Calpers CIO Says Funding Gap to Widen for Foreseeable Futureby
Pension’s net outflows to grow to $9.2 billion in 15 years
Returns lower than 7.5% projection would widen imbalance
The California Public Employees’ Retirement System, the largest U.S. public pension fund, faces a widening funding gap for the foreseeable future as its returns lag behind obligations to retirees, Chief Investment Officer Ted Eliopoulos said Monday.
“The gap grows over time,” Eliopoulos said during a presentation to the Calpers board. “If we return less than 7.5 percent along this path, it gets wider and sooner.”
Calpers, with $301.5 billion in assets, has reported net outflows for five of the past seven fiscal years, including $1.5 billion in the year ending June 30, according to a presentation by Eliopoulos. The gap, a measure of outlays for benefits compared with revenue from contributions and income, is expected to widen to $9.2 billion by fiscal 2031-2032, the final year in the presentation.

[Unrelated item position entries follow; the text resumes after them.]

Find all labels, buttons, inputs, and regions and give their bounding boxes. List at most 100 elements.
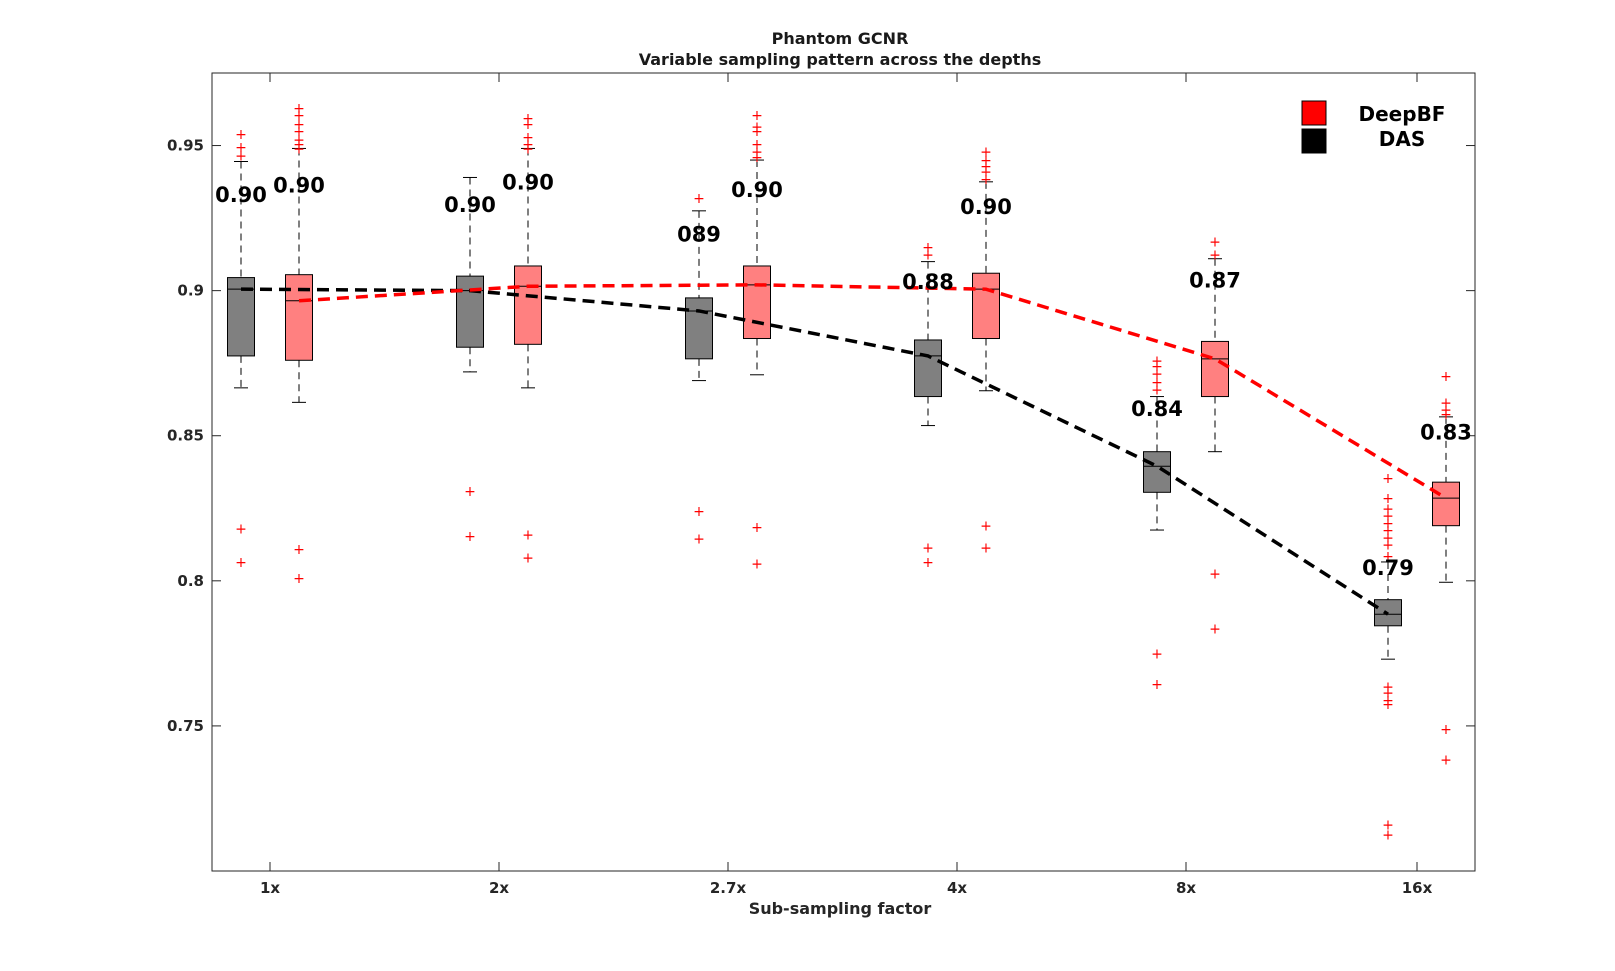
deepbf-outlier-marker: + xyxy=(980,159,992,175)
das-outlier-marker: + xyxy=(1151,366,1163,382)
deepbf-outlier-marker: + xyxy=(980,153,992,169)
das-outlier-marker: + xyxy=(922,240,934,256)
deepbf-outlier-marker: + xyxy=(980,172,992,188)
das-outlier-marker: + xyxy=(1151,359,1163,375)
deepbf-outlier-marker: + xyxy=(293,117,305,133)
x-tick-label: 8x xyxy=(1176,879,1196,897)
das-data-label: 0.90 xyxy=(444,193,496,217)
das-outlier-marker: + xyxy=(464,484,476,500)
das-outlier-marker: + xyxy=(922,247,934,263)
deepbf-box xyxy=(1201,340,1229,398)
x-tick-label: 1x xyxy=(260,879,280,897)
deepbf-outlier-marker: + xyxy=(751,556,763,572)
das-outlier-marker: + xyxy=(1382,538,1394,554)
deepbf-outlier-marker: + xyxy=(1440,403,1452,419)
deepbf-box xyxy=(1432,481,1460,527)
deepbf-outlier-marker: + xyxy=(293,137,305,153)
x-tick-label: 16x xyxy=(1402,879,1433,897)
das-outlier-marker: + xyxy=(235,522,247,538)
legend-swatch-das xyxy=(1301,128,1327,154)
y-tick-label: 0.8 xyxy=(177,572,204,590)
deepbf-outlier-marker: + xyxy=(522,551,534,567)
deepbf-outlier-marker: + xyxy=(522,111,534,127)
das-outlier-marker: + xyxy=(1382,680,1394,696)
das-outlier-marker: + xyxy=(693,191,705,207)
das-outlier-marker: + xyxy=(235,140,247,156)
x-tick-label: 4x xyxy=(947,879,967,897)
deepbf-outlier-marker: + xyxy=(751,150,763,166)
deepbf-outlier-marker: + xyxy=(1440,407,1452,423)
deepbf-outlier-marker: + xyxy=(1209,622,1221,638)
das-outlier-marker: + xyxy=(1382,471,1394,487)
deepbf-outlier-marker: + xyxy=(1440,722,1452,738)
deepbf-data-label: 0.90 xyxy=(731,178,783,202)
y-tick-label: 0.95 xyxy=(167,137,204,155)
deepbf-outlier-marker: + xyxy=(293,124,305,140)
chart-subtitle: Variable sampling pattern across the dep… xyxy=(639,50,1041,69)
deepbf-outlier-marker: + xyxy=(751,144,763,160)
y-tick-label: 0.85 xyxy=(167,427,204,445)
axes-frame xyxy=(211,72,1476,872)
deepbf-outlier-marker: + xyxy=(751,120,763,136)
das-outlier-marker: + xyxy=(922,555,934,571)
das-outlier-marker: + xyxy=(235,555,247,571)
das-outlier-marker: + xyxy=(693,504,705,520)
das-outlier-marker: + xyxy=(1382,491,1394,507)
deepbf-data-label: 0.90 xyxy=(273,174,325,198)
deepbf-data-label: 0.83 xyxy=(1420,421,1472,445)
das-trend-line xyxy=(240,287,1389,616)
das-outlier-marker: + xyxy=(235,149,247,165)
das-outlier-marker: + xyxy=(1382,523,1394,539)
deepbf-outlier-marker: + xyxy=(751,108,763,124)
deepbf-outlier-marker: + xyxy=(1440,752,1452,768)
das-outlier-marker: + xyxy=(1151,677,1163,693)
legend-swatch-deepbf xyxy=(1301,100,1327,126)
das-box xyxy=(914,339,942,398)
deepbf-data-label: 0.87 xyxy=(1189,269,1241,293)
deepbf-trend-line xyxy=(298,283,1447,500)
deepbf-box xyxy=(514,265,542,345)
chart-title: Phantom GCNR xyxy=(772,29,909,48)
deepbf-box xyxy=(743,265,771,340)
deepbf-box xyxy=(285,274,313,361)
deepbf-outlier-marker: + xyxy=(980,540,992,556)
legend-label-deepbf: DeepBF xyxy=(1359,102,1446,126)
das-data-label: 089 xyxy=(677,222,721,246)
x-tick-label: 2x xyxy=(489,879,509,897)
deepbf-box xyxy=(972,272,1000,340)
das-outlier-marker: + xyxy=(1151,375,1163,391)
deepbf-data-label: 0.90 xyxy=(960,195,1012,219)
deepbf-outlier-marker: + xyxy=(293,133,305,149)
das-outlier-marker: + xyxy=(922,540,934,556)
das-outlier-marker: + xyxy=(1382,686,1394,702)
deepbf-outlier-marker: + xyxy=(1209,247,1221,263)
das-outlier-marker: + xyxy=(1382,828,1394,844)
x-axis-label: Sub-sampling factor xyxy=(749,899,932,918)
das-outlier-marker: + xyxy=(1151,382,1163,398)
das-outlier-marker: + xyxy=(464,529,476,545)
y-tick-label: 0.75 xyxy=(167,717,204,735)
deepbf-outlier-marker: + xyxy=(1440,369,1452,385)
das-outlier-marker: + xyxy=(1382,501,1394,517)
das-box xyxy=(456,275,484,348)
legend-label-das: DAS xyxy=(1379,127,1425,151)
deepbf-outlier-marker: + xyxy=(293,571,305,587)
deepbf-outlier-marker: + xyxy=(522,130,534,146)
deepbf-outlier-marker: + xyxy=(1209,567,1221,583)
das-outlier-marker: + xyxy=(1151,646,1163,662)
das-outlier-marker: + xyxy=(1382,509,1394,525)
deepbf-outlier-marker: + xyxy=(980,165,992,181)
das-data-label: 0.90 xyxy=(215,183,267,207)
das-data-label: 0.84 xyxy=(1131,397,1183,421)
deepbf-data-label: 0.90 xyxy=(502,171,554,195)
deepbf-outlier-marker: + xyxy=(293,108,305,124)
deepbf-outlier-marker: + xyxy=(751,137,763,153)
das-outlier-marker: + xyxy=(1382,516,1394,532)
das-outlier-marker: + xyxy=(1382,818,1394,834)
deepbf-outlier-marker: + xyxy=(980,144,992,160)
deepbf-outlier-marker: + xyxy=(751,520,763,536)
das-data-label: 0.88 xyxy=(902,270,954,294)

The projections are based on annualized returns of 7.5 percent, a target Eliopoulos said is overly optimistic given the current low-interest-rate, low-return environment.
Calpers’ consultant Wilshire Associates projects annualized returns closer to 6 percent, which would require higher contributions to the fund from a combination of public employees and taxpayers. The system also faces a wave of retiring baby boomers with lengthening life expectancy as the number of employees paying into the system has plateaued or fallen, he said.
Calpers must sell as much as $2 billion of securities a year to help close the gap, Eliopoulos said, a situation likely to raise the risk of not meeting benefit needs if markets decline. As of June 30, Calpers had 68 percent of the money it needs to pay projected health and retiree benefits.
“A significant drawdown would particularly be painful especially when the current funded status of the fund is at just below 70 percent,” Eliopoulos said. “It’s very difficult in a down market to sell assets to meet these benefits.”